Copyright 2010, Blake, Cassels & Graydon LLP
Originally published in Blakes Bulletin on Litigation & Dispute Resolution, June 2010
The Supreme Court of Canada (the Court) has recognized a limited constitutional right to access government documents. In the case of Ontario (Public Safety and Security) v. Criminal Lawyers' Association, which was released on June 17, 2010, the Court held that the scope of s. 2 (b) of the Charter (freedom of expression) includes a right to access government documents, but only where access is necessary to permit meaningful discussion. The Court did not elaborate on what would constitute meaningful discussion, and has left unanswered many other questions about when and how the constitutional right to access government information can be enforced.
The case has a long history. In 1997, a judge of the Ontario Superior Court stayed murder charges arising from a mob "hit" in 1983, because of abusive conduct by police and prosecutors, issuing a scathing judgment critical of the police and the Crown. The Ontario Provincial Police (OPP) conducted a review of the investigation and subsequent prosecution. Nine months later, in a terse press release, the OPP declared it had found "no misconduct" on the part of state officials.
The stark contrast between the Court's decision and the OPP press release prompted the Criminal Lawyers' Association (CLA) to request the OPP report and records underlying the OPP's investigation, pursuant to the Ontario Freedom of Information and Protection of Privacy Act (FIPPA).
The Ministry of the Solicitor General refused the request, stating that the records were exempt from disclosure under law enforcement and solicitor-client privilege exemptions in the FIPPA. Although s. 23 of the FIPPA contains a "public interest override" whereby exempt records may be disclosed if "a compelling public interest in the disclosure of the record clearly outweighs the purpose of the exemption", the override does not apply to the law enforcement and solicitor-client privilege exemptions.
The Information and Privacy Commissioner of Ontario upheld the Ministry's decision. The case went to the Ontario Divisional Court, where the CLA argued that the non-disclosure infringed freedom of expression under section 2(b) of the Charter. The Divisional Court rejected the CLA's arguments and upheld the non-disclosure, stating that there is no constitutional "right to know."
The Ontario Court of Appeal overturned the Divisional Court decision. A majority of the court held that s. 23 infringed s. 2(b) of the Charter and should extend the public interest override to records related to law enforcement and solicitor-client privilege. In a strong dissent, Juriansz J.A. stated that s. 2(b) does not create a right of access to information in the possession or under the control of a government.
Supreme Court Decision
The Supreme Court decision gives and takes. The Court has recognized that a right of access exists "only where access is necessary to permit meaningful discussion on a matter of public importance, subject to privileges and functional constraints". On the other hand, the Court refused to recognize a "general right of access", treating "access [as] a derivative right which may arise where it is a necessary precondition of meaningful expression on the functioning of government." It found that s. 23 of the FIPPA was constitutional, but seemed to do so on the basis that the public interest must be considered when considering the law enforcement and privilege exemptions, which are discretionary. As a result, the Court ruled that the matter should be reconsidered by the Information Commissioner, suggesting that at least some of the report and records should be released. As the Court stated:
"The absence of reasons and the failure of the Minister to order disclosure of any part of the voluminous documents sought at the very least raise concerns that should have been investigated by the Commissioner. We are satisfied that had the Commissioner conducted an appropriate review of the Minister's decision, he might well have reached a different conclusion as to whether the Minister's discretion under s. 14 was properly exercised."

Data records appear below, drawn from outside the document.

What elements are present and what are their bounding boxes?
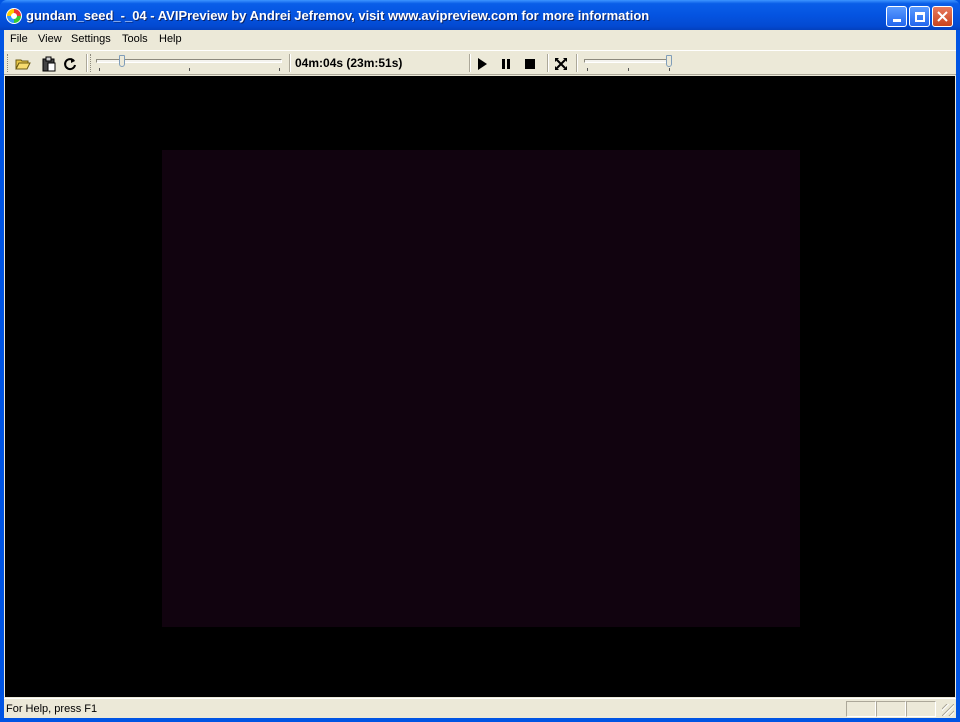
time-readout: 04m:04s (23m:51s) (295, 56, 403, 70)
volume-tick (628, 68, 629, 71)
clipboard-icon (42, 56, 56, 72)
menu-file[interactable]: File (10, 33, 28, 45)
volume-tick (587, 68, 588, 71)
pause-button[interactable] (498, 56, 514, 72)
app-window: gundam_seed_-_04 - AVIPreview by Andrei … (0, 0, 960, 722)
fullscreen-icon (555, 58, 567, 70)
toolbar-separator (86, 54, 88, 72)
volume-slider[interactable] (584, 53, 674, 73)
stop-icon (525, 59, 535, 69)
open-file-button[interactable] (15, 56, 31, 72)
seek-tick (279, 68, 280, 71)
status-pane (846, 701, 876, 717)
video-area[interactable] (5, 76, 955, 697)
minimize-icon (892, 18, 901, 22)
title-bar[interactable]: gundam_seed_-_04 - AVIPreview by Andrei … (0, 0, 960, 30)
play-button[interactable] (474, 56, 490, 72)
seek-slider-thumb[interactable] (119, 55, 125, 67)
status-help-text: For Help, press F1 (6, 703, 98, 715)
menu-view[interactable]: View (38, 33, 62, 45)
volume-tick (669, 68, 670, 71)
maximize-button[interactable] (909, 6, 930, 27)
clipboard-button[interactable] (41, 56, 57, 72)
app-icon[interactable] (6, 8, 22, 24)
stop-button[interactable] (522, 56, 538, 72)
toolbar-separator (289, 54, 291, 72)
volume-slider-track (584, 59, 672, 63)
toolbar-separator (547, 54, 549, 72)
window-title: gundam_seed_-_04 - AVIPreview by Andrei … (26, 8, 650, 23)
seek-slider[interactable] (96, 53, 282, 73)
video-frame[interactable] (162, 150, 800, 627)
menu-help[interactable]: Help (159, 33, 182, 45)
toolbar-separator (469, 54, 471, 72)
refresh-button[interactable] (62, 56, 78, 72)
maximize-icon (914, 11, 925, 22)
toolbar-separator (576, 54, 578, 72)
status-bar: For Help, press F1 (4, 698, 956, 718)
seek-tick (99, 68, 100, 71)
volume-slider-thumb[interactable] (666, 55, 672, 67)
resize-grip[interactable] (942, 704, 954, 716)
folder-open-icon (15, 59, 31, 70)
toolbar: 04m:04s (23m:51s) (4, 50, 956, 75)
toolbar-grip[interactable] (7, 54, 10, 72)
toolbar-grip[interactable] (90, 54, 93, 72)
seek-tick (189, 68, 190, 71)
minimize-button[interactable] (886, 6, 907, 27)
close-icon (937, 11, 948, 22)
menu-tools[interactable]: Tools (122, 33, 148, 45)
refresh-icon (64, 58, 76, 71)
menu-settings[interactable]: Settings (71, 33, 111, 45)
play-icon (478, 58, 487, 70)
client-area: File View Settings Tools Help 04m:04s (2… (4, 30, 956, 718)
status-pane (876, 701, 906, 717)
status-pane (906, 701, 936, 717)
fullscreen-button[interactable] (553, 56, 569, 72)
menu-bar: File View Settings Tools Help (4, 30, 956, 49)
close-button[interactable] (932, 6, 953, 27)
pause-icon (502, 59, 510, 69)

The decision is significant in that it recognizes at least a limited constitutional right to access government information. However, it gives little guidance as to how or when that right is triggered. The Court is clearly concerned that the access right not be so broad that it extends into traditionally secret areas, such as cabinet deliberations or the inner workings of courts, and this may have motivated the unusual step it took in carving out limits within s. 2(b) of the Charter rather than analyzing exceptions under the reasonable limits clause in s. 1.

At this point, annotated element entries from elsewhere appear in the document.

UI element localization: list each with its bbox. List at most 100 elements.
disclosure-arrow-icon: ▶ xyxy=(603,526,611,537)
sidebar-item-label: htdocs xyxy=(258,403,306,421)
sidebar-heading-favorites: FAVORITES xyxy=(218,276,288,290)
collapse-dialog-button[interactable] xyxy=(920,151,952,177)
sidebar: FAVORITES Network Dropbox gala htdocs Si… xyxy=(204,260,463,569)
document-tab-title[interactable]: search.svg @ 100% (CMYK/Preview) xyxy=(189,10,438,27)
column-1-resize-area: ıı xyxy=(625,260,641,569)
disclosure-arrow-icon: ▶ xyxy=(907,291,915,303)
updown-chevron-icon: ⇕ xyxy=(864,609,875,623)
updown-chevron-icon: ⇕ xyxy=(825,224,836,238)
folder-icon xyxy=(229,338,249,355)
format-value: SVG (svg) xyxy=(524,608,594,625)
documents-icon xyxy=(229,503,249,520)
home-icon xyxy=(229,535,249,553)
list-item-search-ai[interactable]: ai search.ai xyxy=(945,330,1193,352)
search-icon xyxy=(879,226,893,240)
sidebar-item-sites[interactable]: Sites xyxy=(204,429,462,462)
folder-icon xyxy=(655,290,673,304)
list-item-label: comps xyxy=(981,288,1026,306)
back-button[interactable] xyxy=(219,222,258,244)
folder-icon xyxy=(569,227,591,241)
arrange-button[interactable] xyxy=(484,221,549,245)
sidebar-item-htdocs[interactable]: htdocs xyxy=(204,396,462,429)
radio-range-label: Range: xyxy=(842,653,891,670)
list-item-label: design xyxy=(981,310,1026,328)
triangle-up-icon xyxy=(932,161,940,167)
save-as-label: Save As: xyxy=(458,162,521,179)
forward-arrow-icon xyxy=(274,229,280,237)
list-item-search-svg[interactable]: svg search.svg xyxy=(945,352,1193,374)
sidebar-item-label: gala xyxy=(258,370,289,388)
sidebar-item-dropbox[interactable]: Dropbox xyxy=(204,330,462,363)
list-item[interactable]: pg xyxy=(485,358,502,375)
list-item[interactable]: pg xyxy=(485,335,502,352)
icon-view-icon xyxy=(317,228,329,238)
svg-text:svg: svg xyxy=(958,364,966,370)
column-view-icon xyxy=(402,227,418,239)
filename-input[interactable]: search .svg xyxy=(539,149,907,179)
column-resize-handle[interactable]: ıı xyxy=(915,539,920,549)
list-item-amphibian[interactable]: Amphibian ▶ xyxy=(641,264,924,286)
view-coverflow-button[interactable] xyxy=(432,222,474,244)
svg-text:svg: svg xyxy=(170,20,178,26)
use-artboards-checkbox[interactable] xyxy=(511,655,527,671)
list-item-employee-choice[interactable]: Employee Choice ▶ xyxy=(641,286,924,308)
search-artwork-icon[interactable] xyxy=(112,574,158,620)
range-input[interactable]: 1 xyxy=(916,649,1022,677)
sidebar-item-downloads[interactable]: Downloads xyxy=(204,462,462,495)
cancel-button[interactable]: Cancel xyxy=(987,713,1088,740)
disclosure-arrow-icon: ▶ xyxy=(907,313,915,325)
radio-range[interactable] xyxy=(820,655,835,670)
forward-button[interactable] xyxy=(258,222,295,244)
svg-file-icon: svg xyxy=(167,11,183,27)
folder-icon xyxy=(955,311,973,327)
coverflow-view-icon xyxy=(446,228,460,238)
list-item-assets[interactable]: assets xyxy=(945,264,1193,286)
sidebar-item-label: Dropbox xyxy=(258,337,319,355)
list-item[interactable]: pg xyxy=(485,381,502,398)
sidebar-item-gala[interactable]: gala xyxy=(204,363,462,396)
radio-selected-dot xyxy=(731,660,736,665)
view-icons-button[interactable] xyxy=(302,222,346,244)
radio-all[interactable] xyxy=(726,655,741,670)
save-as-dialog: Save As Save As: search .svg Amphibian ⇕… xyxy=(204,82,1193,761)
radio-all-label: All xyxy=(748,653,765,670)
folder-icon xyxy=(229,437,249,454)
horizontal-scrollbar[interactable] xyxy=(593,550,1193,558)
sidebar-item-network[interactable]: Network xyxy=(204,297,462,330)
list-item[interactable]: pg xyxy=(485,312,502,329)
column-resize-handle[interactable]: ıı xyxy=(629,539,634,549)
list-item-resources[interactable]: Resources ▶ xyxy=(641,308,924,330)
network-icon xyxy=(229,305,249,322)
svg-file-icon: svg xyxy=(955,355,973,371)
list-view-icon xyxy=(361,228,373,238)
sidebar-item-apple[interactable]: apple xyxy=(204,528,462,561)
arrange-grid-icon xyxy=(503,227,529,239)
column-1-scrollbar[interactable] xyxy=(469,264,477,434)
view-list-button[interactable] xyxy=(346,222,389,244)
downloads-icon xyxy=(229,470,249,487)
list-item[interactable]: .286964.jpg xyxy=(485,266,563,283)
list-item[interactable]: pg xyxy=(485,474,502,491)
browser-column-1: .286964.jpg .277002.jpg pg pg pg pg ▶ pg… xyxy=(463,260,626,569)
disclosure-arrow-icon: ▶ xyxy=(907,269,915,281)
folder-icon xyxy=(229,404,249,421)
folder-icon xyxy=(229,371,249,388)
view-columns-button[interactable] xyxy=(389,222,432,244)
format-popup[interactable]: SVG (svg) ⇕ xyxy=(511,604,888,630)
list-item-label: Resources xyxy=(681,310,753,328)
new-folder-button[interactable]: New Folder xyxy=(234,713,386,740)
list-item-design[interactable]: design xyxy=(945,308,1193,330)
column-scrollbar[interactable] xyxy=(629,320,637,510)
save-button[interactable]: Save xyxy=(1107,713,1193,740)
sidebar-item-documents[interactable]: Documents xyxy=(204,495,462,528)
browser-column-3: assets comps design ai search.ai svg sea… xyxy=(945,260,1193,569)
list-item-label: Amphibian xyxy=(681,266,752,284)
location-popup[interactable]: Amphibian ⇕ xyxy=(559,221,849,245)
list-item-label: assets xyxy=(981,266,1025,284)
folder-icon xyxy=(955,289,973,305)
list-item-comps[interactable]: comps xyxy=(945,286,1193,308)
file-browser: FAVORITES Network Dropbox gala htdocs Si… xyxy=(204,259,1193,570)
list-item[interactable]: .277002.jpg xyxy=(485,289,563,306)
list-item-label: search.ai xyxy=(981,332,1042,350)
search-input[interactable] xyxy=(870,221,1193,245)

More cases will need to be brought before the many practical questions flowing from the decision can be answered. Some of those questions may come up this fall when the Court hears the Information Commissioner of Canada v. Prime Minister of Canada (et al.) case. This appeal raises the issue of whether information held by ministers (including the Prime Minister) and their immediate political staff is subject to public disclosure. In the Information Commissioner case, Paul Schabas will represent a media coalition consisting of the Canadian Newspaper Association, the Canadian Association of Journalists and the Canadian Media Lawyers' Association, and Ryder Gilliland will represent the Canadian Civil Liberties Association.